Contexte du marché

En 2024, les family offices géraient 5,5 trillions de dollars de patrimoine, selon Deloitte, et les prévisions les portent à 9,5 trillions d'ici 2030. Cette ampleur de capitaux explique l’appétit récent pour l’intelligence artificielle, perçue comme la classe d’actifs offrant le meilleur ratio rendement‑risque à court terme. Un rapport UBS 2026, basé sur 307 offices d’une valeur moyenne de 2,7 milliards de dollars, indique que les placements alternatifs – private equity, capital‑risque et crédit privé – représentent 42 % du portefeuille moyen, un niveau déjà élevé avant l’émergence du boom IA.

Historiquement, les investissements directs ont progressé dans les années 2010, pour atteindre 13 % du portefeuille en 2021 contre 9 % en 2019, avant de reculer brutalement. PwC signale que le volume total de transactions a culminé à 17 460 deals, soit environ 1,05 trillion de dollars, en 2021, puis a chuté de 53 % en 18 mois jusqu’à la fin 2023. Le premier semestre 2025 a enregistré le point le plus bas depuis une décennie, avant une reprise alimentée par la demande d’actifs IA.

Mécanismes d'investissement

Les family offices abandonnent de plus en plus les fonds « blind‑pool » traditionnels.

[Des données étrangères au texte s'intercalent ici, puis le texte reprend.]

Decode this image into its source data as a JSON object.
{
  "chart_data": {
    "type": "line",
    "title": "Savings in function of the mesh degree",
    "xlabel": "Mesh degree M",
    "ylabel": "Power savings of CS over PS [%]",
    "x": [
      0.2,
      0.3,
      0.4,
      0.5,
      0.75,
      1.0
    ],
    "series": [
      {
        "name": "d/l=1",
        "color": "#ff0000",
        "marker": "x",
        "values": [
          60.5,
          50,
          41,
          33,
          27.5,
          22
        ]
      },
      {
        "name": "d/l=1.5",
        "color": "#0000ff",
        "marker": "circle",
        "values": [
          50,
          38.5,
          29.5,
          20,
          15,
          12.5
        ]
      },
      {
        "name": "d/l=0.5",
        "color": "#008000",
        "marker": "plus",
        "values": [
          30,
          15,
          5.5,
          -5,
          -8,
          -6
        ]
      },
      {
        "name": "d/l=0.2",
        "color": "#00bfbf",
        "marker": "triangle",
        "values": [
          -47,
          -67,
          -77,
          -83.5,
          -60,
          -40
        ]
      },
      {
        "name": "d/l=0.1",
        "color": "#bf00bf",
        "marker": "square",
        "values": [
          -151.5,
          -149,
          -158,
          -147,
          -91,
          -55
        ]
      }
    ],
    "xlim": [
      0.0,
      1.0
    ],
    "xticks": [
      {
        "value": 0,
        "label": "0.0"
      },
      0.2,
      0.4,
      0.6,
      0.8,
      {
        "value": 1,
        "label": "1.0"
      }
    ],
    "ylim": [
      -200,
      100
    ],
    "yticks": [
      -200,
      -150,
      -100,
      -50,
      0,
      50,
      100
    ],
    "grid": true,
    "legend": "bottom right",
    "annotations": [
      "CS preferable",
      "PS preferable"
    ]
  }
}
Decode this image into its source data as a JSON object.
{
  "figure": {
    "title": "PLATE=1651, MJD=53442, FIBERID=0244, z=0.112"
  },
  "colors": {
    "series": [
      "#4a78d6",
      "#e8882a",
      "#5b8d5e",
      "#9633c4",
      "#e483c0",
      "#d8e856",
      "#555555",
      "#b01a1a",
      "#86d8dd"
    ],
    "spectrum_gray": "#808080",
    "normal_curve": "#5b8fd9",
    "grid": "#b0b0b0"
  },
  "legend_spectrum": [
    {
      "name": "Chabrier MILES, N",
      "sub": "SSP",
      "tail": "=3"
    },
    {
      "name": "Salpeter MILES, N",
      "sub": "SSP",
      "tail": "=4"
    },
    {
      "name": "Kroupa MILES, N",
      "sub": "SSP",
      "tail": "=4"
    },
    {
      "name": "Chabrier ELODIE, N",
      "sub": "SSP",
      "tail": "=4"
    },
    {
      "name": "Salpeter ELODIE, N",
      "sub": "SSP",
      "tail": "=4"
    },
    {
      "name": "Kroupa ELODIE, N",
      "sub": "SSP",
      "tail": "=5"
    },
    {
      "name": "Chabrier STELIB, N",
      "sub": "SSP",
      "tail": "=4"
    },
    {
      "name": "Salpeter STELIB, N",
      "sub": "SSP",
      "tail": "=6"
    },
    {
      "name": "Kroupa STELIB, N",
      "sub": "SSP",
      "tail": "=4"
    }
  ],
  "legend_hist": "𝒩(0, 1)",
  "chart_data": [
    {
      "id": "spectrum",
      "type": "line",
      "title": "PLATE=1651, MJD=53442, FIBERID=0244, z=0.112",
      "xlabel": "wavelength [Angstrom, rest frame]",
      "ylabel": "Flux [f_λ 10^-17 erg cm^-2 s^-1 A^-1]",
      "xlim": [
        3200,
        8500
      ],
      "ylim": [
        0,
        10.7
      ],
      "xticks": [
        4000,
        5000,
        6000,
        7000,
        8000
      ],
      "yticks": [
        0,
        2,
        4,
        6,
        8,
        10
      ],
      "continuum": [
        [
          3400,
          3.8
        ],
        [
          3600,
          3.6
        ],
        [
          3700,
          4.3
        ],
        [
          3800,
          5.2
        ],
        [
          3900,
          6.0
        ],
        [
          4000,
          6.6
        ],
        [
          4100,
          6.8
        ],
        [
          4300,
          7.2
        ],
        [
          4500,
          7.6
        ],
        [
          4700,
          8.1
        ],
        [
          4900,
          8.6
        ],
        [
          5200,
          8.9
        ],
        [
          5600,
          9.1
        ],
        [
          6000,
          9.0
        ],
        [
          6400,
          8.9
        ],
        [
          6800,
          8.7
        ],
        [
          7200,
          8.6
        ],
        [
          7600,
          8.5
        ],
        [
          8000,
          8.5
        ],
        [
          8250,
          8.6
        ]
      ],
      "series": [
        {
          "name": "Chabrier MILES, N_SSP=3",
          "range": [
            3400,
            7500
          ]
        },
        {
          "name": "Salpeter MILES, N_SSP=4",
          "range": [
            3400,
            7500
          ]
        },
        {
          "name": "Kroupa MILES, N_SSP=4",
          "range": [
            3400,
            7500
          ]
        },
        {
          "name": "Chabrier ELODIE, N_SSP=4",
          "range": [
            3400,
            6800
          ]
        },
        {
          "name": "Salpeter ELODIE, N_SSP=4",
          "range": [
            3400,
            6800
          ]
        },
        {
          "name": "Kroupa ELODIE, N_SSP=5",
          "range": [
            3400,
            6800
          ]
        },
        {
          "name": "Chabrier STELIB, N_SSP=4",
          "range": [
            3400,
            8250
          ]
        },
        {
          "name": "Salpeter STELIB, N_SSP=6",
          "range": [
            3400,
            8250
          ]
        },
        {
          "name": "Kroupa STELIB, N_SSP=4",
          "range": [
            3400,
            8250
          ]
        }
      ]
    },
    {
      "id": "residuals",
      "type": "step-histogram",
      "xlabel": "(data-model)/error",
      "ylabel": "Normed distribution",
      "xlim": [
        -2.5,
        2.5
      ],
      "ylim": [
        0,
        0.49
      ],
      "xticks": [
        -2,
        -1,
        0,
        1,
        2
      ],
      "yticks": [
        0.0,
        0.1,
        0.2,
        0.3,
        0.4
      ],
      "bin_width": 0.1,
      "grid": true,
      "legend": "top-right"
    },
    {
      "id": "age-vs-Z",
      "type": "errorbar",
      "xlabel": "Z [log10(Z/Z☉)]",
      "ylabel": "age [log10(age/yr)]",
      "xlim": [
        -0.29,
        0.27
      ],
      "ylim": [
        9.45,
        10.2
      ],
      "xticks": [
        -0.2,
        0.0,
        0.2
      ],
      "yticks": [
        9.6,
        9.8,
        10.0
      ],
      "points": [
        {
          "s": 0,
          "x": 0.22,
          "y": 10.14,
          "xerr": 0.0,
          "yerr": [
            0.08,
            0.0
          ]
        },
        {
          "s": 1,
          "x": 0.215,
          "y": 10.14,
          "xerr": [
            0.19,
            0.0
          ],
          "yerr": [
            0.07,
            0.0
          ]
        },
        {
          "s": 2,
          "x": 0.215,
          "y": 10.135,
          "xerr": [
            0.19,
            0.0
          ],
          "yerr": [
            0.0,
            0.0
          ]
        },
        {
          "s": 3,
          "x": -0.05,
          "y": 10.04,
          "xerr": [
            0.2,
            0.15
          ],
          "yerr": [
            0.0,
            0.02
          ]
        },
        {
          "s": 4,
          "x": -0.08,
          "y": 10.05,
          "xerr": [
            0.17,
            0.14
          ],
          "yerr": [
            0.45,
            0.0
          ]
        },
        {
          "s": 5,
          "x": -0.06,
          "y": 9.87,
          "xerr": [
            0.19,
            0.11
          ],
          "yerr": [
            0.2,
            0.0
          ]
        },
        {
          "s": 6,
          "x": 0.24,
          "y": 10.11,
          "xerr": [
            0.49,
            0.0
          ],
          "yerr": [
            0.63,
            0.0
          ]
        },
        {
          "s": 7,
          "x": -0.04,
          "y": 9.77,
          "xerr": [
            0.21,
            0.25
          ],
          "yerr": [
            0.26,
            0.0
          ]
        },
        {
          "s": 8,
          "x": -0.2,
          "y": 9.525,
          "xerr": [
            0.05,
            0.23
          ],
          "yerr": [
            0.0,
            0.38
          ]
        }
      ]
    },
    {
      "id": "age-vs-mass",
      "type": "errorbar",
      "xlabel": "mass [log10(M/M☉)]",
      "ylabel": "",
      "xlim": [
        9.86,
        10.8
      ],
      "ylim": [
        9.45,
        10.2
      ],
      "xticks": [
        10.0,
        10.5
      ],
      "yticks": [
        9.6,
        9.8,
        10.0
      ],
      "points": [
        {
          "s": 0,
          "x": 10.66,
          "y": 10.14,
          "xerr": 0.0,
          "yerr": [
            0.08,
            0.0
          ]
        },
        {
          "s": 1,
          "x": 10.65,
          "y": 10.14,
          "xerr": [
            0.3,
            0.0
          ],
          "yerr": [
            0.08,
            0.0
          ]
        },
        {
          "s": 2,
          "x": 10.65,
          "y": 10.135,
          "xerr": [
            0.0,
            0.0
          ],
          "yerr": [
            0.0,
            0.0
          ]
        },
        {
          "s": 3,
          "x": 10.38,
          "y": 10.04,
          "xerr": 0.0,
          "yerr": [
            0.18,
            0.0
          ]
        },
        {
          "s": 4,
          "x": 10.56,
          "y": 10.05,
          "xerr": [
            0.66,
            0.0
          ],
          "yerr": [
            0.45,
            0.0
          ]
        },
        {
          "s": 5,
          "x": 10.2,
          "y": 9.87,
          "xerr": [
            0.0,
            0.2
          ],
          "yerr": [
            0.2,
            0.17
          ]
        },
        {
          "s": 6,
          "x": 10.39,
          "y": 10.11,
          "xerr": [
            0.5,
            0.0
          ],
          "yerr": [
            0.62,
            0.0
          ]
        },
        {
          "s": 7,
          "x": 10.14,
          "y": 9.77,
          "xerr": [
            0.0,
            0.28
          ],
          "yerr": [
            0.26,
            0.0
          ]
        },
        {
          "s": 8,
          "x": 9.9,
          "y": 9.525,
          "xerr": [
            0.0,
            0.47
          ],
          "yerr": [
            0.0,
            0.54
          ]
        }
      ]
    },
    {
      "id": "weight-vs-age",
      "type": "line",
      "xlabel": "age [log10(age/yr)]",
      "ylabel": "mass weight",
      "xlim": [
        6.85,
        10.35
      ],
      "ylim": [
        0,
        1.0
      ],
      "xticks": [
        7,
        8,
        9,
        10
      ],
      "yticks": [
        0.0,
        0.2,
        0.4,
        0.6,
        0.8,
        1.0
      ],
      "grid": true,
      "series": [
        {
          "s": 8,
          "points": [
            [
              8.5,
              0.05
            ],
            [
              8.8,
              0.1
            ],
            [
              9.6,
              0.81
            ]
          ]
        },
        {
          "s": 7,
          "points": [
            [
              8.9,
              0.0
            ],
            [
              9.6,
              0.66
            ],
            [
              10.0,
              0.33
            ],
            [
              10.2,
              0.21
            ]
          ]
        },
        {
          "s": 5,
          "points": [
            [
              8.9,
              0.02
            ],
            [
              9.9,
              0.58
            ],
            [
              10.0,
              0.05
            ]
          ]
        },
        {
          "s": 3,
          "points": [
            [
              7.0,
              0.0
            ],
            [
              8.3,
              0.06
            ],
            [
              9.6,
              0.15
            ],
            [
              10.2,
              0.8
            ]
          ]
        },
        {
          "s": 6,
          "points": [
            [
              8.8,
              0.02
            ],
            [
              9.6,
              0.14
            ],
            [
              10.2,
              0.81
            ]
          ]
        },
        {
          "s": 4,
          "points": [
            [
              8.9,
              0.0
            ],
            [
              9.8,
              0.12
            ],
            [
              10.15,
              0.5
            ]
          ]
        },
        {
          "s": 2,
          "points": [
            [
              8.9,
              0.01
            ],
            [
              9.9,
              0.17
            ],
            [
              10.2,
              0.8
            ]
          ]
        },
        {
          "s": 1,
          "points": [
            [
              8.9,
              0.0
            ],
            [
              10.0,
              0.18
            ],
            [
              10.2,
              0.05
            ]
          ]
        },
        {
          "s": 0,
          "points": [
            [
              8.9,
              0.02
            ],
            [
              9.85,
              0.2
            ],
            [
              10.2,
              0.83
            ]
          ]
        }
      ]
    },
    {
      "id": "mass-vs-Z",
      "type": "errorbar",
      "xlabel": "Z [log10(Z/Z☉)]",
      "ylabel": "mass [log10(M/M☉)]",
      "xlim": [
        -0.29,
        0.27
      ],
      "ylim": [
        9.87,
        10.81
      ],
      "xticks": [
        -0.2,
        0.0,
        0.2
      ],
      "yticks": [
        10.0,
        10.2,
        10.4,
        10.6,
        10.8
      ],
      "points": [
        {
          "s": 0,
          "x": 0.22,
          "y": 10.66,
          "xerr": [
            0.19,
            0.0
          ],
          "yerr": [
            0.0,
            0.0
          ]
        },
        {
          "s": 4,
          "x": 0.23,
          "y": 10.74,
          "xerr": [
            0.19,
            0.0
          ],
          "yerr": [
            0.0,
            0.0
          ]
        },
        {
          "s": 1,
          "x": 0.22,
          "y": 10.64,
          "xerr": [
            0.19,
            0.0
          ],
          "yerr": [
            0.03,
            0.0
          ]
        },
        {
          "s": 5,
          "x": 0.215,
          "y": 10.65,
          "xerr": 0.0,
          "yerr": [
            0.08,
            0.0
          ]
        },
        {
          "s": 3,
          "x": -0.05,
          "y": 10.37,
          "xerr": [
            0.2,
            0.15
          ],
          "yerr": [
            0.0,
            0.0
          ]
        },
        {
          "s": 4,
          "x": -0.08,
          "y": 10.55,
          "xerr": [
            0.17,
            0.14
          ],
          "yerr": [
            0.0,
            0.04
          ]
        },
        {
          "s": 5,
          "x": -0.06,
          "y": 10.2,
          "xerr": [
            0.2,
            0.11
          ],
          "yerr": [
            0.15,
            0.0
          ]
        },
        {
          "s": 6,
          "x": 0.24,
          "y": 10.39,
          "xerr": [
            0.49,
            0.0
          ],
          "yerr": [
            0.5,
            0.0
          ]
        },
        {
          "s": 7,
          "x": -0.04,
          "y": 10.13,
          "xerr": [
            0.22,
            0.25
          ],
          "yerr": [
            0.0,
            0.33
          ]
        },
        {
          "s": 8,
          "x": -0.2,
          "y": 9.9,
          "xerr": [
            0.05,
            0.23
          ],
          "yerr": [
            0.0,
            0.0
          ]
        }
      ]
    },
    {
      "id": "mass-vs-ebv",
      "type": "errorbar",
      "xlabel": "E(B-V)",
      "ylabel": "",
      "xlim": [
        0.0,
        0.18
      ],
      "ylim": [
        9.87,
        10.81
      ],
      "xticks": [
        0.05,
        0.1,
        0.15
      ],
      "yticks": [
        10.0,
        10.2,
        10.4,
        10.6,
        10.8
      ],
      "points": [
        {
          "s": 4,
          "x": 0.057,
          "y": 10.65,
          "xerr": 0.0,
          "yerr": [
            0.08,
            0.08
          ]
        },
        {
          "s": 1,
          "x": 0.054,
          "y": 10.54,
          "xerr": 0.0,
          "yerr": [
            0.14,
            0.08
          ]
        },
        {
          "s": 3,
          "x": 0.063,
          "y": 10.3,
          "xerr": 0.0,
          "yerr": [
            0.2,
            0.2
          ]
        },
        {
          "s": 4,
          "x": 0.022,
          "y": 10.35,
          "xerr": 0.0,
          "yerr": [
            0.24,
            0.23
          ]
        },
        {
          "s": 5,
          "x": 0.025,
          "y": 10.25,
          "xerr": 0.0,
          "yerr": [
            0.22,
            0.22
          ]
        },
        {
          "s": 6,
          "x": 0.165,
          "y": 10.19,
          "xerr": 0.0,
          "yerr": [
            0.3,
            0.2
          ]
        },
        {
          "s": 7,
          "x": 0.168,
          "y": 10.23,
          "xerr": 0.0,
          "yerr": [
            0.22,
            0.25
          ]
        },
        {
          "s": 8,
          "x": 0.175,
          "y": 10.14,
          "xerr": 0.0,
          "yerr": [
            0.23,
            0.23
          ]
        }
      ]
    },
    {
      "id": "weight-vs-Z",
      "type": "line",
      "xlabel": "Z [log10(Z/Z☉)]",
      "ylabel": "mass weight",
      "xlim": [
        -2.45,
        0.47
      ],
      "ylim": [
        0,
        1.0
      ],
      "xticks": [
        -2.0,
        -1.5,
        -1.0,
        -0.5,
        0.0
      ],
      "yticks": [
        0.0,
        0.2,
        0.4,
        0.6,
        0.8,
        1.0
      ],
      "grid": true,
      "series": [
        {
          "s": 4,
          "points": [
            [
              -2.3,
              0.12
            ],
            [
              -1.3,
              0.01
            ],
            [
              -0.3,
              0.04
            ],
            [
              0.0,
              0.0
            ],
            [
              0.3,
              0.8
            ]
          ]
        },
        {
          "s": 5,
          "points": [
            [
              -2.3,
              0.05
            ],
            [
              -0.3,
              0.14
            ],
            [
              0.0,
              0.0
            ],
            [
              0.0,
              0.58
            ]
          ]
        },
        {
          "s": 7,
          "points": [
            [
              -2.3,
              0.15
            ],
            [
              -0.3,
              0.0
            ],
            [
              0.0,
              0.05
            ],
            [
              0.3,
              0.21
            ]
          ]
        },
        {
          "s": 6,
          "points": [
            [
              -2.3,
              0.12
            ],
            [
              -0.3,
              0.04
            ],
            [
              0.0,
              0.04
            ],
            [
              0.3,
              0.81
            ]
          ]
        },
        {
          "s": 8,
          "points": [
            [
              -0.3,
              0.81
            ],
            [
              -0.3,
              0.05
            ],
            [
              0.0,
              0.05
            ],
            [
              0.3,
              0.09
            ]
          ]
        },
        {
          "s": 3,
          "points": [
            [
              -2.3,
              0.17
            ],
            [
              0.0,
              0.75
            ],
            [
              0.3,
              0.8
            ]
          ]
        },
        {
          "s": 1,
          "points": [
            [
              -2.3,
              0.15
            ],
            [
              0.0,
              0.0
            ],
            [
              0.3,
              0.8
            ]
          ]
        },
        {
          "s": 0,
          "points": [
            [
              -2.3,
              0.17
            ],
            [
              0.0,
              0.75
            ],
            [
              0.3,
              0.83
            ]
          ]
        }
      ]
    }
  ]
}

Au lieu de confier leur capital à un gestionnaire pendant plusieurs années, ils achètent des parts existantes sur le marché secondaire ou concluent des accords directs avec les fondateurs. Cette approche limite l’exposition à un nombre restreint de sociétés tout en conservant la liquidité d’un placement secondaire, considéré comme le segment le plus « dé‑risqué » du capital‑risque actuel. Un conseiller cité indique que des engagements de 50 à 100 millions de dollars sont actuellement recherchés pour des parts secondaires d’Anthropic, l’un des acteurs les plus convoités aux côtés d’OpenAI.

Le modèle secondaire permet aux offices de profiter d’une traction commerciale déjà prouvée, réduisant ainsi le risque de perte totale. En contrepartie, les prix restent proches de ceux du marché primaire, ce qui laisse peu de marge pour des rendements exceptionnels, mais assure une exposition à des entreprises dont la valorisation a déjà été testée par le marché.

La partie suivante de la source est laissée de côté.